Uncertainty surrounds the local economy’s growth amid the Covid pandemic second wave which continues to pose a threat to the economy with the continued rise in cases.

In its January 2021 economic forecast, World Bank predicted that the local economy would grow by 3.3 percent, Treasury predicted in the national budget that the economy would grow by 4.6 percent while the first 2021 Reserve Bank of Malawi (RBM) Monitory Policy Committee (MPC) meeting has expressed uncertainty on growth.

According to a statement from the committee which is chaired by RBM Governor Wilson Banda, domestic economic activities, which started to rebound in the second half of 2020, have moderated due to restrictions placed by government amid the pandemic’s second wave.
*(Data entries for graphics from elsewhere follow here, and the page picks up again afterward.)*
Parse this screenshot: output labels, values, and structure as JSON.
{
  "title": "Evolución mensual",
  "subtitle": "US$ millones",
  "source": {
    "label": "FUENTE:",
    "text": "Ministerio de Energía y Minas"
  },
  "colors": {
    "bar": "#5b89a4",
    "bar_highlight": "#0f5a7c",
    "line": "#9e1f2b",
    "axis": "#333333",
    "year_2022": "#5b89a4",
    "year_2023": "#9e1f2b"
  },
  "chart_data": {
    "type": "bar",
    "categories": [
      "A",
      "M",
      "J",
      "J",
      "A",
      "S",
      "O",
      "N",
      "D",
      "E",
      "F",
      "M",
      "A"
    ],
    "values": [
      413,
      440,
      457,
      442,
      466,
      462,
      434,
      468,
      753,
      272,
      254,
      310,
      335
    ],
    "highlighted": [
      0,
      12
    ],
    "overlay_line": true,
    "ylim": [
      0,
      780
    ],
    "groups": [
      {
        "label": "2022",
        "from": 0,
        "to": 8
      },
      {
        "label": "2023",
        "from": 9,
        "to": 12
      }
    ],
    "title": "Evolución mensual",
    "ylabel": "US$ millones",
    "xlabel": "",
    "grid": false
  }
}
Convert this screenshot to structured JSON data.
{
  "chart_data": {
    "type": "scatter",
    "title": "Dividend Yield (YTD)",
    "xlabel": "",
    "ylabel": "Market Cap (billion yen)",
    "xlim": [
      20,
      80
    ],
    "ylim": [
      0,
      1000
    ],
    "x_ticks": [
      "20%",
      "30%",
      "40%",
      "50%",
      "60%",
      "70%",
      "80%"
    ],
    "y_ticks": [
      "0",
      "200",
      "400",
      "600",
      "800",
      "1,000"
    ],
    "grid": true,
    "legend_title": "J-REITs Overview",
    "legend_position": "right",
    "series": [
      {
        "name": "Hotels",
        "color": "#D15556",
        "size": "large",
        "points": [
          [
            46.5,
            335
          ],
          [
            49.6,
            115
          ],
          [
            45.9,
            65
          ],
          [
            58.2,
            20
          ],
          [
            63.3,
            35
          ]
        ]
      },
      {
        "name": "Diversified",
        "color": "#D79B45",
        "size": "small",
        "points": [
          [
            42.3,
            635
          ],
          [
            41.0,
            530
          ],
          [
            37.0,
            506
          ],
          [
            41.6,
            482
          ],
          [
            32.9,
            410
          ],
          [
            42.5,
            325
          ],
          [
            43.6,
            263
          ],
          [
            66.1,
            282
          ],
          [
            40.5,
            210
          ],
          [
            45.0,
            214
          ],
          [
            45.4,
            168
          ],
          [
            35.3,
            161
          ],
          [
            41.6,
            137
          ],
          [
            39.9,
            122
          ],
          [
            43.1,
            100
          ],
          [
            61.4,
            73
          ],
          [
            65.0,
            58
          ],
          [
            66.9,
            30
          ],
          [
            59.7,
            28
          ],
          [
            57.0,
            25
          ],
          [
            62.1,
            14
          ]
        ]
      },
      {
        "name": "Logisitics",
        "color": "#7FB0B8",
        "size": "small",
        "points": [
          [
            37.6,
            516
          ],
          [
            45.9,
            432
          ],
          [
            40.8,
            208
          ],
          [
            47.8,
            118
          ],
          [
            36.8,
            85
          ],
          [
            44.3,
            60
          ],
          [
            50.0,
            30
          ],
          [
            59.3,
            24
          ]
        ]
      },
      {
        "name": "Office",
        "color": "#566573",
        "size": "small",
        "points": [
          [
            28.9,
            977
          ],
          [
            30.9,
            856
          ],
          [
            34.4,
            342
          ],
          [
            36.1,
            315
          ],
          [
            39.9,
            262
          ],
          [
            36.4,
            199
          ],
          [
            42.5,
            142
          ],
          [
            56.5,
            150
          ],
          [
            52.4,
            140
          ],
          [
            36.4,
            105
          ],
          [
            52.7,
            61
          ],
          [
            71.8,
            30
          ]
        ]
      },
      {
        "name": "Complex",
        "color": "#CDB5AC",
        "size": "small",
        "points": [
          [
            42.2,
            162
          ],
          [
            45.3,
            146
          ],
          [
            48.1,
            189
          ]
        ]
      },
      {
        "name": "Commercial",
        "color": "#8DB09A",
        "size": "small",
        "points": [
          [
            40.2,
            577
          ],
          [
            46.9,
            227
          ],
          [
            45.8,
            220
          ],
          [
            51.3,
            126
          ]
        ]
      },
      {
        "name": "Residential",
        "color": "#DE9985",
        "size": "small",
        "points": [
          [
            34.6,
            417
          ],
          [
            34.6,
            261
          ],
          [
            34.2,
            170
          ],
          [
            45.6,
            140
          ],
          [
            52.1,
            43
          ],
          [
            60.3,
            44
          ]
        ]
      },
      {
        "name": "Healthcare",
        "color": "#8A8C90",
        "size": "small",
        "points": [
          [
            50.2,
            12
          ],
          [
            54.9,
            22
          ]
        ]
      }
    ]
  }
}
“Economic growth for 2021 will, therefore, depend on how fast the second wave of the pandemic dissipates. In general, domestic economic growth could remain subdued in 2021,” a statement from MPC reads.

Even though last year, the country was not hit hard by the pandemic’s first wave, the economy grew 1.9 percent.
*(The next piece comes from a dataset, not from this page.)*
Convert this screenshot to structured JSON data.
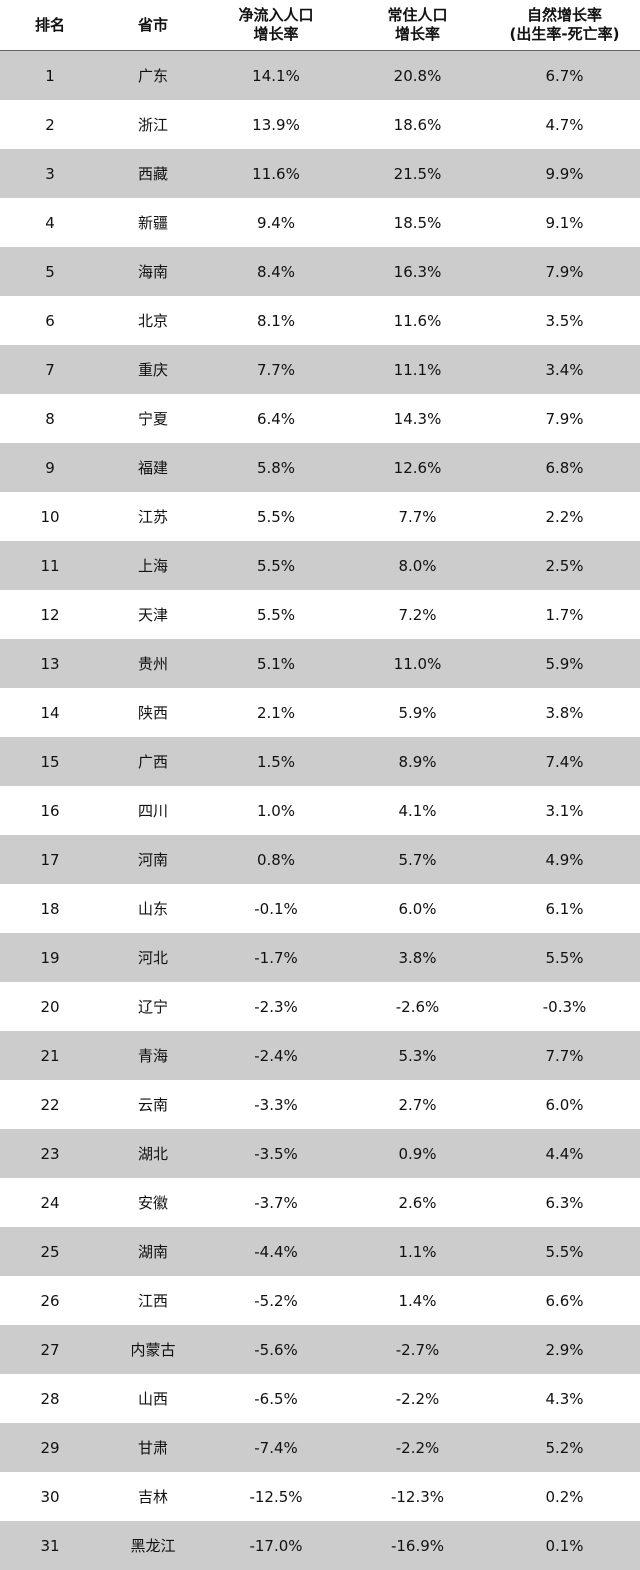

Treasury, however, defended its forecast through spokesperson Williams Banda, who said their basis is the Affordable Input Programme (AIP) and a good rainfall pattern which will result in a bumper harvest, the backbone of Malawi’s economic growth.


“Malawi is an agro-based economy so the GDP growth is on account of the Affordable Input Programme (AIP) through maize production as well as the positive impact of government projects which have been lined up in 2021 even though the projection is dependent on the normal weather outturn as well as subdued impact of Covid,” Banda said.

Economic Professor at Chancellor College Ben Kalua has since advised stakeholders to scale up agricultural productivity if the growth is to be achieved.

“We need to scale up enough on maize production for the inflation rate to remain low and the cost of finance will also be moderated because of the cuts in different rates emanating from the cut in policy rate and we might also see stability in fuel prices due to the resurgence of the pandemic,” he said.

Apart from agriculture, the tourism sector is another sector that has a good contribution to the Malawi economy as, last year, it contributed 7.6 percent to GDP even though there were travel restrictions.

Malawi’s economy is sensitive to outside shocks due to its overreliance on imports while exporting raw agricultural produce, with tobacco as the main commodity.